Nobody actually types these file names, so that argument makes no sense to me.

I could see making that argument for config files that the sysadmin commonly has some need to edit. However, I haven't seen any examples of config files with foreign characters in the filename.

Regarding installed files in general:

I don't think it is practical to limit the character set to some subset of printable ASCII. That will just lead to conflicts with upstream developers, and we will probably end up patching things downstream.
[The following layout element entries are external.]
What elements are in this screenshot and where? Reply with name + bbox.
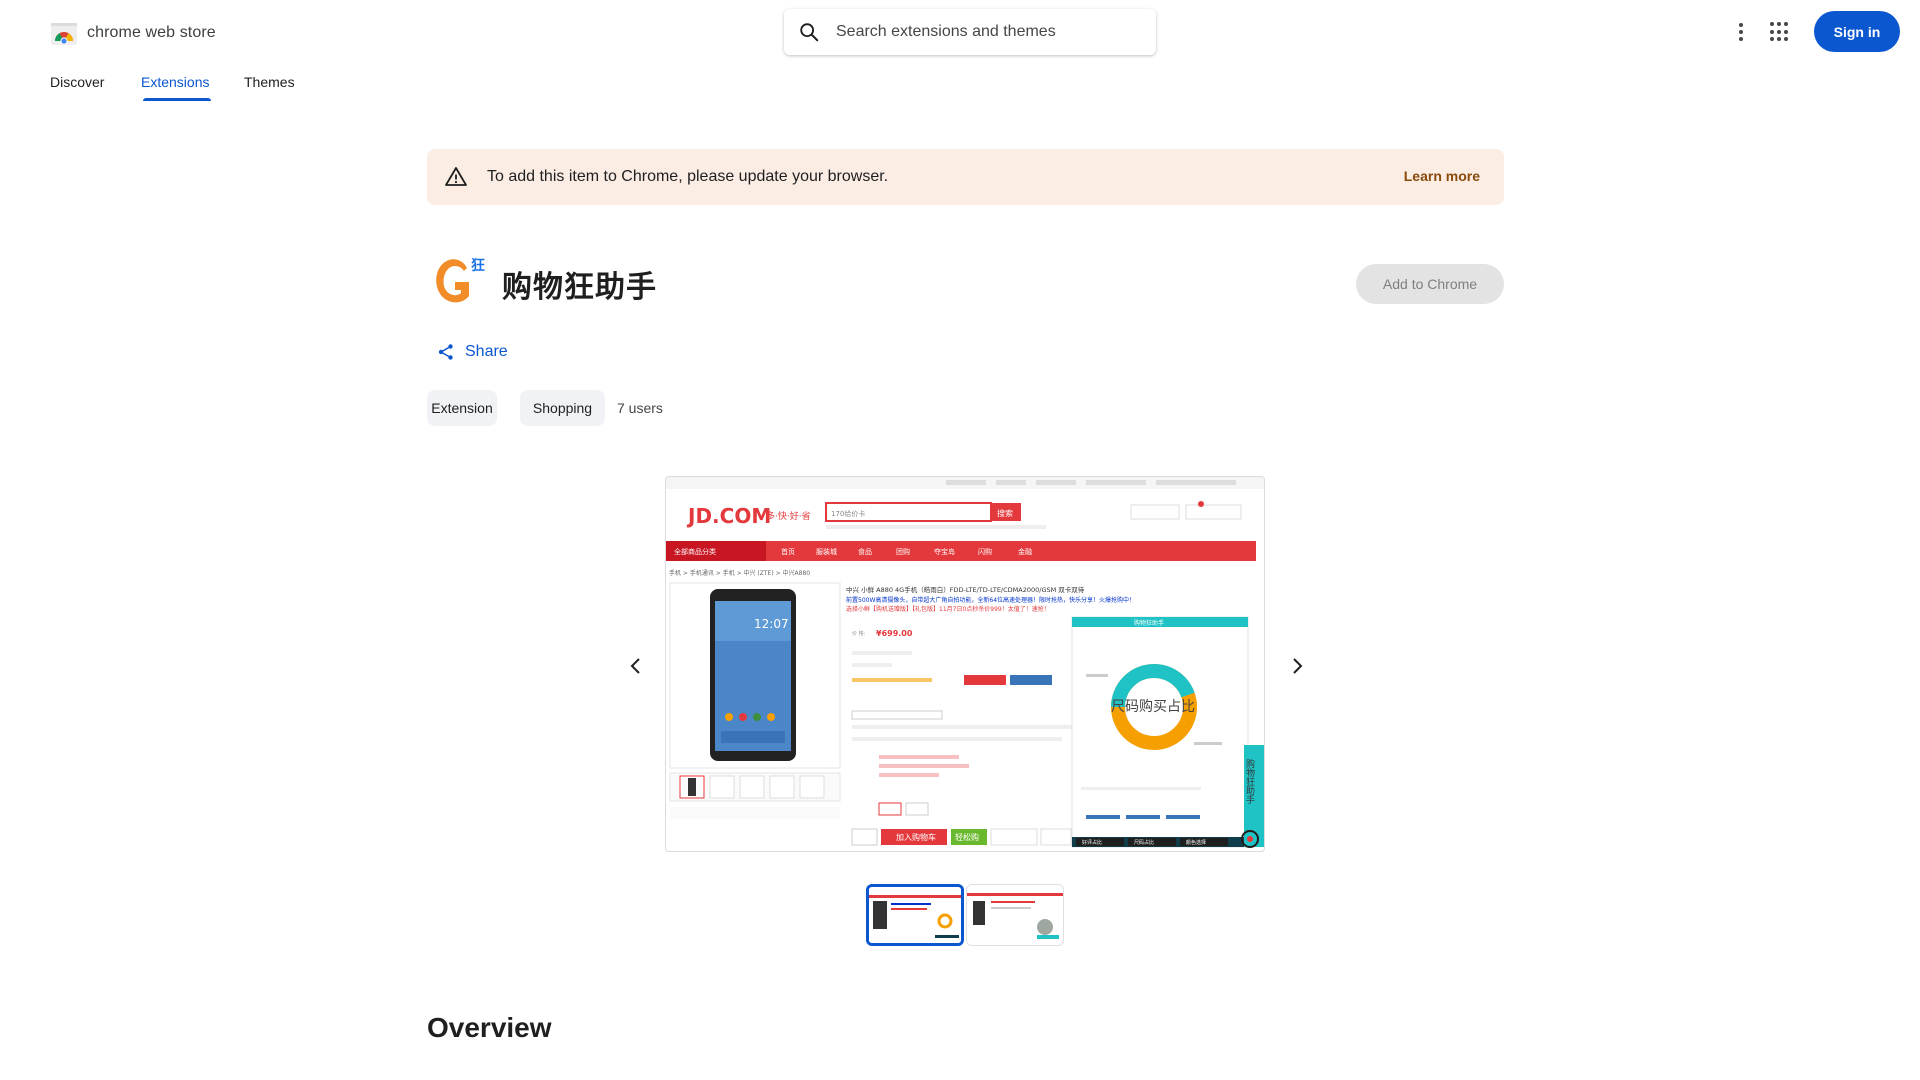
add-to-chrome-button[interactable]: Add to Chrome — [1356, 264, 1504, 304]
svg-text:狂: 狂 — [471, 257, 485, 274]
screenshot-image: JD.COM 多·快·好·省 170给价卡 搜索 全部商品分类 首页 服装城 食… — [666, 477, 1264, 848]
learn-more-link[interactable]: Learn more — [1404, 168, 1480, 184]
store-name: chrome web store — [87, 24, 216, 41]
promo-line-1: 前置500W高清摄像头，自带超大广角自拍功能，全新64位高速处理器！限时抢热，快… — [846, 596, 1135, 604]
top-bar: chrome web store Sign in — [0, 0, 1920, 64]
share-button[interactable]: Share — [437, 343, 508, 361]
user-count: 7 users — [617, 400, 663, 416]
jd-search-button: 搜索 — [997, 508, 1013, 518]
share-label: Share — [465, 343, 508, 360]
screenshot-main[interactable]: JD.COM 多·快·好·省 170给价卡 搜索 全部商品分类 首页 服装城 食… — [665, 476, 1265, 852]
jd-logo: JD.COM — [686, 504, 771, 528]
jd-nav-5: 夺宝岛 — [934, 547, 955, 556]
sign-in-button[interactable]: Sign in — [1814, 11, 1900, 52]
jd-nav-2: 服装城 — [816, 547, 837, 556]
svg-text:价 格:: 价 格: — [852, 630, 866, 637]
tab-discover[interactable]: Discover — [50, 74, 104, 90]
chevron-left-icon[interactable] — [624, 654, 648, 678]
jd-nav-1: 首页 — [781, 547, 795, 556]
bottom-tab-2: 颜色选择 — [1186, 839, 1206, 846]
jd-nav-6: 闪购 — [978, 547, 992, 556]
thumbnail-2-image — [967, 885, 1063, 945]
side-tab-label: 购物狂助手 — [1244, 758, 1255, 805]
tab-extensions[interactable]: Extensions — [141, 74, 209, 90]
search-box[interactable] — [784, 9, 1156, 55]
panel-title: 购物狂助手 — [1134, 619, 1164, 627]
product-price: ¥699.00 — [876, 629, 913, 638]
jd-breadcrumb: 手机 > 手机通讯 > 手机 > 中兴 (ZTE) > 中兴A880 — [669, 569, 810, 577]
banner-message: To add this item to Chrome, please updat… — [487, 168, 889, 185]
quick-buy-label: 轻松购 — [955, 832, 979, 842]
extension-logo-icon: 狂 — [436, 257, 485, 303]
jd-search-value: 170给价卡 — [831, 509, 865, 518]
chevron-right-icon[interactable] — [1285, 654, 1309, 678]
store-logo[interactable]: chrome web store — [50, 19, 216, 47]
overview-heading: Overview — [427, 1012, 552, 1043]
donut-label: 尺码购买占比 — [1111, 699, 1195, 715]
active-tab-indicator — [143, 98, 211, 101]
jd-nav-4: 团购 — [896, 547, 910, 556]
thumbnail-1[interactable] — [866, 884, 964, 946]
thumbnail-2[interactable] — [966, 884, 1064, 946]
jd-nav-0: 全部商品分类 — [674, 547, 716, 556]
jd-nav-7: 金融 — [1018, 547, 1032, 556]
jd-nav-3: 食品 — [858, 547, 872, 556]
thumbnail-1-image — [869, 887, 961, 943]
jd-slogan: 多·快·好·省 — [766, 510, 811, 522]
tab-themes[interactable]: Themes — [244, 74, 295, 90]
product-title: 中兴 小鲜 A880 4G手机（皓雨白）FDD-LTE/TD-LTE/CDMA2… — [846, 585, 1085, 594]
add-cart-label: 加入购物车 — [896, 832, 936, 842]
chrome-web-store-icon — [51, 23, 77, 45]
more-vert-icon[interactable] — [1730, 18, 1752, 46]
search-input[interactable] — [836, 23, 1136, 41]
warning-icon — [445, 167, 467, 186]
extension-title: 购物狂助手 — [502, 270, 657, 305]
apps-grid-icon[interactable] — [1770, 22, 1790, 42]
chip-shopping[interactable]: Shopping — [520, 390, 605, 426]
share-icon — [438, 344, 453, 360]
search-icon[interactable] — [798, 21, 820, 43]
phone-time: 12:07 — [754, 617, 789, 631]
update-browser-banner: To add this item to Chrome, please updat… — [427, 149, 1504, 205]
chip-extension[interactable]: Extension — [427, 390, 497, 426]
promo-line-2: 选择小鲜【购机送赠版】【礼包版】11月7日0点秒杀价999！太值了！速抢！ — [846, 605, 1050, 613]
bottom-tab-1: 尺码占比 — [1134, 839, 1154, 846]
bottom-tab-0: 好评占比 — [1082, 839, 1102, 846]
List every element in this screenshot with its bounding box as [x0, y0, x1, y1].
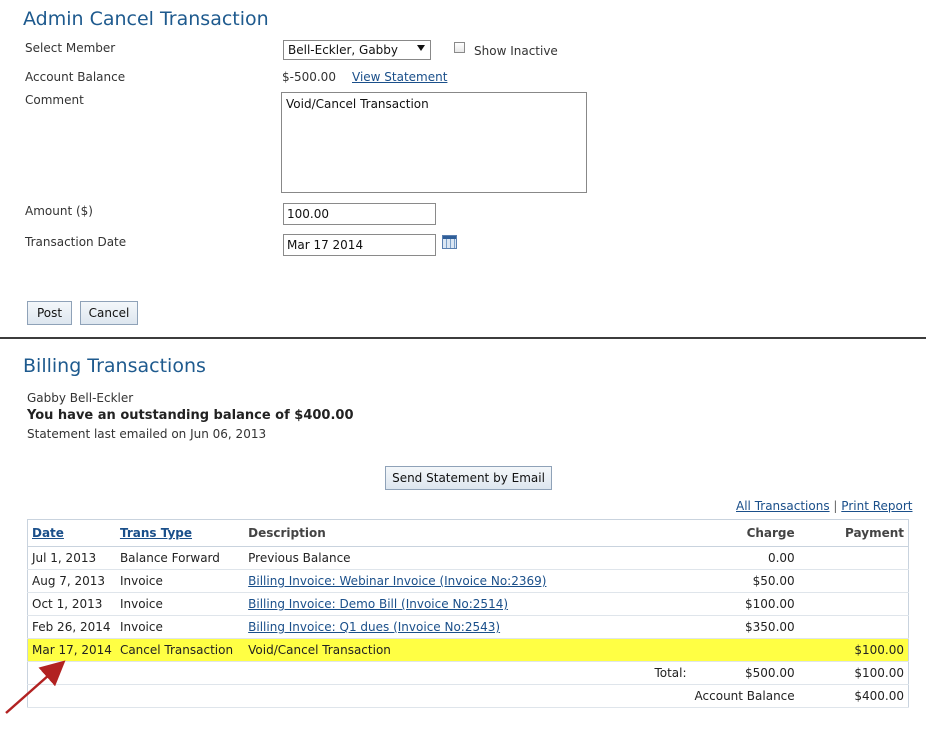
row-payment [798, 546, 909, 570]
account-balance-value: $-500.00 [282, 70, 336, 84]
row-type: Invoice [115, 569, 245, 593]
total-row: Total: $500.00 $100.00 [27, 661, 909, 685]
highlighted-table-row: Mar 17, 2014 Cancel Transaction Void/Can… [27, 638, 909, 662]
show-inactive-label: Show Inactive [474, 44, 558, 58]
column-header-payment: Payment [798, 519, 909, 547]
select-member-label: Select Member [25, 41, 116, 55]
column-header-charge: Charge [690, 519, 799, 547]
total-label: Total: [606, 661, 691, 685]
send-statement-button[interactable]: Send Statement by Email [385, 466, 552, 490]
row-type: Invoice [115, 615, 245, 639]
row-charge: $350.00 [690, 615, 799, 639]
table-row: Aug 7, 2013 Invoice Billing Invoice: Web… [27, 569, 909, 593]
row-charge: $100.00 [690, 592, 799, 616]
account-balance-row-value: $400.00 [798, 684, 909, 708]
table-row: Feb 26, 2014 Invoice Billing Invoice: Q1… [27, 615, 909, 639]
row-date: Aug 7, 2013 [27, 569, 116, 593]
row-type: Balance Forward [115, 546, 245, 570]
annotation-arrow-icon [5, 660, 66, 714]
row-payment: $100.00 [798, 638, 909, 662]
row-payment [798, 569, 909, 593]
member-name: Gabby Bell-Eckler [27, 391, 134, 405]
invoice-link-2369[interactable]: Billing Invoice: Webinar Invoice (Invoic… [248, 574, 546, 588]
view-statement-link[interactable]: View Statement [352, 70, 447, 84]
cancel-button[interactable]: Cancel [80, 301, 138, 325]
row-charge: $50.00 [690, 569, 799, 593]
row-type: Cancel Transaction [115, 638, 245, 662]
column-header-description: Description [244, 519, 607, 547]
transaction-date-input[interactable] [283, 234, 436, 256]
link-separator: | [833, 499, 838, 513]
member-select[interactable]: Bell-Eckler, Gabby [283, 40, 431, 60]
all-transactions-link[interactable]: All Transactions [736, 499, 830, 513]
outstanding-balance: You have an outstanding balance of $400.… [27, 408, 354, 423]
transaction-date-label: Transaction Date [25, 235, 127, 249]
row-description: Previous Balance [244, 546, 607, 570]
report-links: All Transactions | Print Report [736, 499, 913, 513]
sort-date-link[interactable]: Date [32, 526, 64, 540]
show-inactive-checkbox[interactable] [454, 42, 465, 53]
account-balance-row: Account Balance $400.00 [27, 684, 909, 708]
invoice-link-2514[interactable]: Billing Invoice: Demo Bill (Invoice No:2… [248, 597, 508, 611]
row-payment [798, 615, 909, 639]
last-emailed-text: Statement last emailed on Jun 06, 2013 [27, 427, 267, 441]
section-divider [0, 337, 926, 339]
table-row: Jul 1, 2013 Balance Forward Previous Bal… [27, 546, 909, 570]
row-payment [798, 592, 909, 616]
row-description: Void/Cancel Transaction [244, 638, 607, 662]
chevron-down-icon [417, 45, 425, 51]
comment-label: Comment [25, 93, 84, 107]
account-balance-row-label: Account Balance [690, 684, 799, 708]
row-type: Invoice [115, 592, 245, 616]
print-report-link[interactable]: Print Report [841, 499, 912, 513]
comment-textarea[interactable]: Void/Cancel Transaction [281, 92, 587, 193]
amount-input[interactable] [283, 203, 436, 225]
row-date: Jul 1, 2013 [27, 546, 116, 570]
total-charge: $500.00 [690, 661, 799, 685]
account-balance-label: Account Balance [25, 70, 126, 84]
sort-trans-type-link[interactable]: Trans Type [120, 526, 192, 540]
table-header: Date Trans Type Description Charge Payme… [27, 519, 909, 547]
calendar-icon[interactable] [442, 235, 457, 249]
member-select-value: Bell-Eckler, Gabby [288, 43, 399, 57]
row-date: Oct 1, 2013 [27, 592, 116, 616]
post-button[interactable]: Post [27, 301, 72, 325]
row-date: Feb 26, 2014 [27, 615, 116, 639]
row-charge [690, 638, 799, 662]
transactions-table: Date Trans Type Description Charge Payme… [27, 519, 909, 708]
form-title: Admin Cancel Transaction [23, 8, 269, 30]
table-row: Oct 1, 2013 Invoice Billing Invoice: Dem… [27, 592, 909, 616]
column-header-date[interactable]: Date [27, 519, 116, 547]
column-header-trans-type[interactable]: Trans Type [115, 519, 245, 547]
invoice-link-2543[interactable]: Billing Invoice: Q1 dues (Invoice No:254… [248, 620, 500, 634]
total-payment: $100.00 [798, 661, 909, 685]
amount-label: Amount ($) [25, 204, 93, 218]
billing-title: Billing Transactions [23, 355, 206, 377]
row-charge: 0.00 [690, 546, 799, 570]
It seems rather pointless to do this for filenames that people rarely look at or type out anyway.

In the rare case that somebody actually needs to manipulate files with characters that they can't type, shells offer tab-completion and terminals offer copy/paste functions.
Comment 8 Ulrich Müller gentoo-dev 2022-10-11 18:43:07 UTC
Debian's policy is this: https://www.debian.org/doc/debian-policy/ch-files.html#file-names

In a nutshell, they require ASCII-only for binaries in PATH but UTF-8 elsewhere. I'd guess that their motivation is similar, i.e. names are restricted to ASCII if the user must type them.
Comment 9 Enrique Domínguez 2023-11-18 02:15:13 UTC
(In reply to Mike Gilbert from comment #7)
> Regarding ca-certificates:
> 
> Nobody actually types these file names, so that argument makes no sense to
> me.

ca-certicates package fails build with another locale different than utf8 one, see https://bugs.gentoo.org/show_bug.cgi?id=916504
I dug a little more and libxcb bug was reported too upstream. Like to see its a  known bug since 2022. Any point making trouble to other users?
Like to see you here too, Sam!
Jonas+1
Comment 10 Mike Gilbert gentoo-dev 2023-12-11 16:28:05 UTC
(In reply to Enrique Domínguez from comment #9)

The solution we usually implement for such problems is to force UTF-8 encoding for installed file names.